Command-and-control cultures segment their workforces into knowledge workers and everybody else. They pay knowledge workers to think and pay everybody else to carry out orders. In these cultures, collaboration is dead on arrival, because the organization effectively muzzles front-line workers who know how the business operates. In command-and-control companies, value creation suffers because management makes decisions in a vacuum without broad input
In a collaborative organization, on the other hand, all workers’ knowledge counts, regardless of their roles. Every team member contributes, shares knowledge, and participates in making decisions, whether he or she is loading crates, designing products, servicing customer accounts, creating tactical marketing plans, or determining long-term strategy. And most important, information flows in multiple directions rather than cascading from senior leadership down through multiple levels of management to front-line people.
A bank in Britain…wishes to stifle communication and collaboration among all but a small, elite group of employees…The bank considers only 5 percent of employees information workers. These are the people who develop marketing campaigns, produce products, create strategy, and supposedly think for a living. Management considers them the only team members whose opinions count.
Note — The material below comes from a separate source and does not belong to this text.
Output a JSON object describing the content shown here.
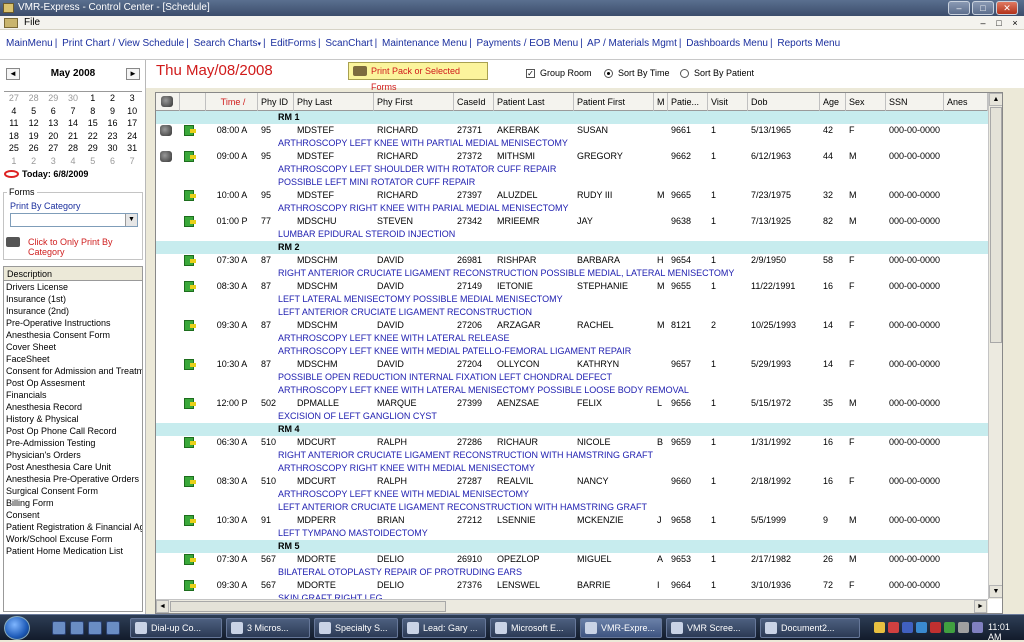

The bank considers the other 95 percent of people “costs to be optimized.”
Involve front-line people in decisions. Pay everybody to think. When people contribute to decisions, they have a stake in those decisions. And it works both ways. Often senior leaders are inhibited from engaging people on the front lines even though they need a front-line person’s knowledge in real time to make the right decision. His or her position may be three levels below that of the people making the decision. And there’s no time to go through channels. The executives never hear the front-line expert’s voice, and the decision suffers.